Sembilan Belas

2.6K 437 137
                                    

H U L Y A
━━━━━━━⊰✿🌹✿⊱•━━━━━━━
Be thankful.
Everything you've  got till today didn't happen for no reason.


Rasa pilu itu masih terasa rengat. Begitupun dengan Rindu yang kerap menghampiri ketika malam tiba.

Hulya tak tahu dirinya berhasil atau tidak melewati hari-harinya selama seminggu ini.

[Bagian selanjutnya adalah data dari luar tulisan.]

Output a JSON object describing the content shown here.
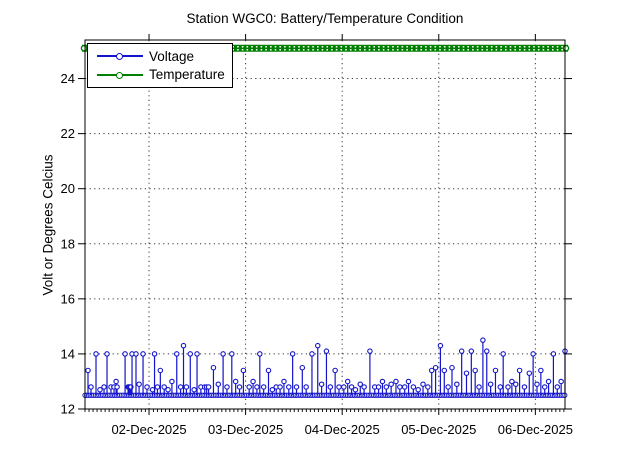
{
  "figure": {
    "title": "Station WGC0: Battery/Temperature Condition",
    "ylabel": "Volt or Degrees Celcius"
  },
  "legend": {
    "items": [
      {
        "label": "Voltage",
        "color": "#1414cc"
      },
      {
        "label": "Temperature",
        "color": "#008000"
      }
    ]
  },
  "chart_data": {
    "type": "line",
    "title": "Station WGC0: Battery/Temperature Condition",
    "xlabel": "",
    "ylabel": "Volt or Degrees Celcius",
    "ylim": [
      12,
      25.4
    ],
    "y_ticks": [
      12,
      14,
      16,
      18,
      20,
      22,
      24
    ],
    "x_total_days": 4.97,
    "x_ticks": [
      {
        "label": "02-Dec-2025",
        "t": 0.663
      },
      {
        "label": "03-Dec-2025",
        "t": 1.663
      },
      {
        "label": "04-Dec-2025",
        "t": 2.663
      },
      {
        "label": "05-Dec-2025",
        "t": 3.663
      },
      {
        "label": "06-Dec-2025",
        "t": 4.663
      }
    ],
    "minor_tick_step_days": 0.041667,
    "grid": "dotted",
    "legend_position": "northwest",
    "series": [
      {
        "name": "Voltage",
        "color": "#1414cc",
        "marker": "o",
        "baseline_value": 12.5,
        "baseline_marker_step_days": 0.018,
        "stems": [
          [
            0.031,
            13.4
          ],
          [
            0.062,
            12.8
          ],
          [
            0.114,
            14.0
          ],
          [
            0.155,
            12.7
          ],
          [
            0.197,
            12.8
          ],
          [
            0.228,
            14.0
          ],
          [
            0.269,
            12.8
          ],
          [
            0.301,
            12.8
          ],
          [
            0.322,
            13.0
          ],
          [
            0.332,
            12.8
          ],
          [
            0.415,
            14.0
          ],
          [
            0.446,
            12.8
          ],
          [
            0.455,
            12.8
          ],
          [
            0.465,
            12.8
          ],
          [
            0.475,
            12.8
          ],
          [
            0.487,
            14.0
          ],
          [
            0.528,
            14.0
          ],
          [
            0.56,
            12.9
          ],
          [
            0.601,
            14.0
          ],
          [
            0.642,
            12.8
          ],
          [
            0.7,
            12.7
          ],
          [
            0.72,
            14.0
          ],
          [
            0.75,
            12.8
          ],
          [
            0.78,
            13.4
          ],
          [
            0.82,
            12.8
          ],
          [
            0.86,
            12.7
          ],
          [
            0.9,
            13.0
          ],
          [
            0.95,
            14.0
          ],
          [
            0.99,
            12.8
          ],
          [
            1.02,
            14.3
          ],
          [
            1.05,
            12.8
          ],
          [
            1.09,
            14.0
          ],
          [
            1.13,
            12.7
          ],
          [
            1.16,
            14.0
          ],
          [
            1.2,
            12.8
          ],
          [
            1.24,
            12.8
          ],
          [
            1.26,
            12.8
          ],
          [
            1.28,
            12.8
          ],
          [
            1.33,
            13.5
          ],
          [
            1.38,
            12.9
          ],
          [
            1.43,
            14.0
          ],
          [
            1.47,
            12.8
          ],
          [
            1.52,
            14.0
          ],
          [
            1.56,
            13.0
          ],
          [
            1.6,
            12.8
          ],
          [
            1.64,
            13.4
          ],
          [
            1.7,
            12.8
          ],
          [
            1.74,
            13.0
          ],
          [
            1.78,
            12.8
          ],
          [
            1.81,
            14.0
          ],
          [
            1.85,
            12.8
          ],
          [
            1.9,
            13.4
          ],
          [
            1.94,
            12.7
          ],
          [
            1.98,
            12.8
          ],
          [
            2.02,
            12.8
          ],
          [
            2.06,
            13.0
          ],
          [
            2.11,
            12.8
          ],
          [
            2.15,
            14.0
          ],
          [
            2.19,
            12.8
          ],
          [
            2.25,
            13.5
          ],
          [
            2.29,
            12.8
          ],
          [
            2.35,
            14.0
          ],
          [
            2.41,
            14.3
          ],
          [
            2.45,
            12.9
          ],
          [
            2.5,
            14.1
          ],
          [
            2.54,
            12.8
          ],
          [
            2.59,
            13.4
          ],
          [
            2.63,
            12.8
          ],
          [
            2.68,
            12.8
          ],
          [
            2.72,
            13.0
          ],
          [
            2.76,
            12.8
          ],
          [
            2.8,
            12.7
          ],
          [
            2.85,
            12.9
          ],
          [
            2.89,
            12.8
          ],
          [
            2.95,
            14.1
          ],
          [
            3.0,
            12.8
          ],
          [
            3.04,
            12.8
          ],
          [
            3.08,
            13.0
          ],
          [
            3.12,
            12.8
          ],
          [
            3.17,
            12.9
          ],
          [
            3.22,
            13.0
          ],
          [
            3.26,
            12.8
          ],
          [
            3.31,
            12.8
          ],
          [
            3.35,
            13.0
          ],
          [
            3.4,
            12.8
          ],
          [
            3.45,
            12.7
          ],
          [
            3.5,
            12.9
          ],
          [
            3.55,
            12.8
          ],
          [
            3.59,
            13.4
          ],
          [
            3.63,
            13.5
          ],
          [
            3.68,
            14.3
          ],
          [
            3.72,
            13.4
          ],
          [
            3.76,
            12.8
          ],
          [
            3.8,
            13.5
          ],
          [
            3.85,
            12.9
          ],
          [
            3.9,
            14.1
          ],
          [
            3.95,
            13.3
          ],
          [
            4.0,
            14.1
          ],
          [
            4.04,
            13.4
          ],
          [
            4.08,
            12.8
          ],
          [
            4.12,
            14.5
          ],
          [
            4.16,
            14.1
          ],
          [
            4.2,
            12.9
          ],
          [
            4.25,
            13.4
          ],
          [
            4.3,
            12.8
          ],
          [
            4.33,
            14.0
          ],
          [
            4.38,
            12.8
          ],
          [
            4.42,
            13.0
          ],
          [
            4.46,
            12.9
          ],
          [
            4.5,
            13.4
          ],
          [
            4.55,
            12.8
          ],
          [
            4.6,
            13.3
          ],
          [
            4.64,
            14.0
          ],
          [
            4.68,
            12.9
          ],
          [
            4.72,
            13.4
          ],
          [
            4.76,
            12.8
          ],
          [
            4.8,
            13.0
          ],
          [
            4.85,
            14.0
          ],
          [
            4.89,
            12.8
          ],
          [
            4.93,
            13.0
          ],
          [
            4.97,
            14.1
          ]
        ]
      },
      {
        "name": "Temperature",
        "color": "#008000",
        "marker": "o",
        "constant_value": 25.1
      }
    ]
  }
}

Yang jelas, ia sadar ibunya tak akan kembali kesini dan tak ada pilihan lain selain melepasnya dengan ikhlas.

Sebisa mungkin ia mencoba untuk mewaraskan seluruh hati dan jiwanya, agar hari esok yang ia jalani tak sia-sia hanya karena terlalu tenggelam dalam kesedihan.

Namun di tengah heningnya malam, cuplikan adegan saat ibunya merenggut nyawa kerap menjadi bunga tidurnya akhir-akhir ini.

Dan terulang lagi malam ini.

Ia mengusap kasar wajahnya saat  jantungnya masih berdebar tak karuan meski napasnya yang memburu mulai teratur. Hulya menoleh ke nakas untuk menengok jam, ternyata baru pukul satu malam.

Kalau sudah begitu ia jadi sulit tidur lagi. Alhasil Tanpa pikir panjang ia segera bangkit untuk keluar dari kamarnya.

Di anak tangga ketiga, ia tersentak pelan melihat orang yang duduk di ruang tamu sana. Itu ayahnya. Ya ampun, apa sih yang ia kerjakan sampai larut malam begini? Kadang Hulya kesal sendiri melihat ayahnya memforsir pekerjaan macam ini.

Ternyata suara langkahnya menarik perhatian ayahnya dilima anak tangga terakhir .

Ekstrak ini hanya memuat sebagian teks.